An Unknown Soldier
Lucy and I stepped from the train onto the platform at Victoria station . It was Christmas Eve, and we had travelled up from Southampton to see the lights and do some last minute Christmas shopping. As it was still early, we decided to find a café and grab a cup of coffee before braving the fray of festive consumerism.
As we entered the small coffee shop located in the far corner of the station, he was already shuffling from table to table, begging for loose change. His appearance was wretched. He looked to be in his late twenties, and was wearing a pair of old, beaten up, greasy looking boots. They were missing their laces, the tongues lolling about uselessly over his toes, and it was not entirely clear just how those boots were managing to stay on his feet. He wore a filthy green parka, the lining exposed by a huge L shaped tear on the back, and another smaller L shaped tear on the elbow.

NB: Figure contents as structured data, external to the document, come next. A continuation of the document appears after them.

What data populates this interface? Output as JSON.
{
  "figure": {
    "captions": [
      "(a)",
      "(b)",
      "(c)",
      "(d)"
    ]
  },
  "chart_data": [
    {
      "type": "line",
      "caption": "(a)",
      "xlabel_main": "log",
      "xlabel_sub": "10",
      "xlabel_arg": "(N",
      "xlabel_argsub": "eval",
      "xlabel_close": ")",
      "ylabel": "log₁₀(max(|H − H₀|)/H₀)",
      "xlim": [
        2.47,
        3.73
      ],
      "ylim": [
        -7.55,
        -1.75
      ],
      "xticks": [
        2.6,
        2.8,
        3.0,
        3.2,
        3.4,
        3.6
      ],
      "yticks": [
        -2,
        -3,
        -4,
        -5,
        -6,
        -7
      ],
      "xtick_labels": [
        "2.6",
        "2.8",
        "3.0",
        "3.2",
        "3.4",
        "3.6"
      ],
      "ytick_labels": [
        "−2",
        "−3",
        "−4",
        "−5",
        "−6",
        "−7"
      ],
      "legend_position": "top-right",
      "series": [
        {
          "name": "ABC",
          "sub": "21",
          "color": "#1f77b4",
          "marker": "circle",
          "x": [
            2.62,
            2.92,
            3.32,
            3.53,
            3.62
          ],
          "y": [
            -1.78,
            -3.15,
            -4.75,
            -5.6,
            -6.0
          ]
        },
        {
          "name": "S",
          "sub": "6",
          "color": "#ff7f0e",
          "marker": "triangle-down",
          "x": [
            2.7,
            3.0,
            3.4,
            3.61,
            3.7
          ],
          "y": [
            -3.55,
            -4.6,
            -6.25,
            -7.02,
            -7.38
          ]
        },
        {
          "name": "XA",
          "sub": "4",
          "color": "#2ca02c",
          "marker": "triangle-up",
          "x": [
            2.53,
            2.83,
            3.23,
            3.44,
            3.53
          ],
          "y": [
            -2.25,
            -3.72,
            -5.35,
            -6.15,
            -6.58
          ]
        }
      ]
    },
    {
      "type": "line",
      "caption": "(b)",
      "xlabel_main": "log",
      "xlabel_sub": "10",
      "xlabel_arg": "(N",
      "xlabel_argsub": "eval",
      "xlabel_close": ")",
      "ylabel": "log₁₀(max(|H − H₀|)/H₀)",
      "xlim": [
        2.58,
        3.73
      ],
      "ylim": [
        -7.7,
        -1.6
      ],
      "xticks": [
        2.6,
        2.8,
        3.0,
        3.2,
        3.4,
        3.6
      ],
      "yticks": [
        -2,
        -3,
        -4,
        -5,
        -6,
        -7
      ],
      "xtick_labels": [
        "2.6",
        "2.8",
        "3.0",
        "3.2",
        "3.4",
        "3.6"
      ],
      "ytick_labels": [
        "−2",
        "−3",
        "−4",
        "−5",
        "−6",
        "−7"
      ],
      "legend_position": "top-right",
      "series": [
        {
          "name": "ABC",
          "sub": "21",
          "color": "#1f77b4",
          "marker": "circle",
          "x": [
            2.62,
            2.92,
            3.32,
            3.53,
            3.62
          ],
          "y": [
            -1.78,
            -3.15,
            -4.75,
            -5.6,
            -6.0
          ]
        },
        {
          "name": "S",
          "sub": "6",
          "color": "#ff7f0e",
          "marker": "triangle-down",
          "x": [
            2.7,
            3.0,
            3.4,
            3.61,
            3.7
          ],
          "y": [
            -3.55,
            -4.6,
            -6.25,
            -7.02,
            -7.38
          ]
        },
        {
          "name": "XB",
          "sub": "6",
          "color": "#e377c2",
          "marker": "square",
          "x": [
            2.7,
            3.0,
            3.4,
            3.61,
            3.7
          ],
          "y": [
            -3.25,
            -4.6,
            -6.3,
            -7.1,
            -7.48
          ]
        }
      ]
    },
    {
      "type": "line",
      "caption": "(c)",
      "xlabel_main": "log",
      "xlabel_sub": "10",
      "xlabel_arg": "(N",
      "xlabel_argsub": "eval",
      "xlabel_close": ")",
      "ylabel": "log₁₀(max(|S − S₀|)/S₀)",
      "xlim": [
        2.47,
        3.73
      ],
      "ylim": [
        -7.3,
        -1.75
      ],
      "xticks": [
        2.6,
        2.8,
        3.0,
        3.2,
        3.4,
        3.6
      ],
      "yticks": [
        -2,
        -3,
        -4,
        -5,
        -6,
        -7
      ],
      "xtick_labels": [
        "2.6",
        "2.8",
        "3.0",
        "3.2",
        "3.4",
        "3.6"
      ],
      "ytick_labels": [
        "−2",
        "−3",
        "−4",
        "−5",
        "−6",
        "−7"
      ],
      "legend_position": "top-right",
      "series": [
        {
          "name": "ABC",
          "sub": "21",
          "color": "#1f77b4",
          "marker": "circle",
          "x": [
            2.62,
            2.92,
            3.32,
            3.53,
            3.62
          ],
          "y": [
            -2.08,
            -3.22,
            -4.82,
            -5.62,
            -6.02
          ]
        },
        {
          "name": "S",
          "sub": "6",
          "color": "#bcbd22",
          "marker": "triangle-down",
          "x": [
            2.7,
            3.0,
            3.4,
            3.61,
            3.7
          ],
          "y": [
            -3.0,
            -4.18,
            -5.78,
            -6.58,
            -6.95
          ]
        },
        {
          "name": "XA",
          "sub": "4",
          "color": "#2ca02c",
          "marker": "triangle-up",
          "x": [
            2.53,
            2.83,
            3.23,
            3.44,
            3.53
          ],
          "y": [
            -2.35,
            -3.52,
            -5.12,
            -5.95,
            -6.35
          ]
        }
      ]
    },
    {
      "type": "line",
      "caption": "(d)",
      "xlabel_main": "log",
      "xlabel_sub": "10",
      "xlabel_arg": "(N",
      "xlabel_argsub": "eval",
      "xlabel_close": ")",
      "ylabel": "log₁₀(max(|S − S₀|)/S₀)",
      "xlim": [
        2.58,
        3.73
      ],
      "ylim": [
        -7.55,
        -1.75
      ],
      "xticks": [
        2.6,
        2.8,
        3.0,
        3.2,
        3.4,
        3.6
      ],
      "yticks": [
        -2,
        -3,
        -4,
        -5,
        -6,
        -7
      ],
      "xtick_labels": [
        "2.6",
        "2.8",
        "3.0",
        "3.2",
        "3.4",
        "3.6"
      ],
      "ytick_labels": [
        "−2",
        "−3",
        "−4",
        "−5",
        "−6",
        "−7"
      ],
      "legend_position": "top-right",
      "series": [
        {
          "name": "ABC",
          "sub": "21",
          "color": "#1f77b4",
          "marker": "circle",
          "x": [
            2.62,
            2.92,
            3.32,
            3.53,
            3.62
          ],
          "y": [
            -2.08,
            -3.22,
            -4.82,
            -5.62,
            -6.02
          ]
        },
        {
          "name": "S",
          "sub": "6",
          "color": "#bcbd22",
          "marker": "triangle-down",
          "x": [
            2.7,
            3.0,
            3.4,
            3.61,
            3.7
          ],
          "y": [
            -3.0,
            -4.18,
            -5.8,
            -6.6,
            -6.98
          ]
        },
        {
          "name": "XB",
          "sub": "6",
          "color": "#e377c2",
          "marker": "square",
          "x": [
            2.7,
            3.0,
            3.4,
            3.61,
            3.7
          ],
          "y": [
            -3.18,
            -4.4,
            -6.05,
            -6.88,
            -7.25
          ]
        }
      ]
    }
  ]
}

At one of the tables, a young lady took pity on him and gave him a few coins to buy a coffee or sandwich, which he immediately squandered in a nearby fruit machine. He was oblivious to the nervously raised eyebrows, and silently exchanged looks of disbelief on the faces of the cafes small clientele. Having gambled and lost the money, he resumed his rounds as before, eventually arriving at our table. He smelled strongly, I wasn’t sure of what exactly, but can only guess that a combination of stale urine, stale booze, faeces and raw sewage might smell similar. Whatever it may have been, that foul stench remained in our nostrils for quite some time after he had left. “Spare change?” he mumbled. I told him that we had no change, but he could have a cigarette if liked. At the time I kidded myself that I was being charitable, but I didn’t really believe it, and knew in reality that the sooner he was given something, the sooner he might leave. I held my lighter up for him to get a light, As he cupped the flame, drawing deeply on the cigarette to get it alight, I noticed how his puffy hands, grey with grime and god only knows what, trembled uncontrollably.
We saw him again as we left the coffee shop to head into the city. He was standing outside one of the bars in the station, brandishing a can of cheap lager. Despite the cold, the green parka was gone and he was now attired in just a red v-neck sweater with no obvious undershirt. In contrast to his filthy jeans, the sweater looked almost new, and I remember wondering at the time, where exactly he might have got it from, and where he might have left the parka.
Although only an hour or so since we had seen him last, he was clearly already very drunk, and was shouting incoherently at the crowd of customers gathered around the busy bar. He seemed to be fighting a constant battle with gravity in order to remain upstanding. Travellers heading for their trains in one direction, or the stations exit in the other, made sure to give him a wide berth, all the while looking straight ahead as if he were not there. I must admit, we did the same, not wishing for him to recognise us from our earlier encounter.
With our sightseeing and shopping completed, footsore and laden with presents, we returned to Victoria in order to catch the four o’clock train back to Southampton. We entered the station through one of the side gates, which involved walking through a passage of about forty feet in length. Unforgiving fluorescent lighting illuminated every stark nook and cranny. The busy corridor was filled with a constant throng of Christmas shoppers and commuters, moving in both directions as they arrived or left the station.
About half way along the passage, he was flat on his back, in a state of utter oblivion. His arms and legs were lying in an awkward position, as though he had fallen from a great height. He could have been dead, nobody checked, people just stepped over and around him, holding their bags of shopping close, as if somehow the depraved sight before them might taint their own cosy Christmas celebrations. He had soiled his trousers, and urine ran away from his body in a thin stream, collecting in little pools on the lower parts of the cold concrete floor. I’m not really sure what I could have done for him, but it didn’t feel right to leave him there in that condition. Despite this, I’m ashamed to say, that like everyone else, I carried on walking.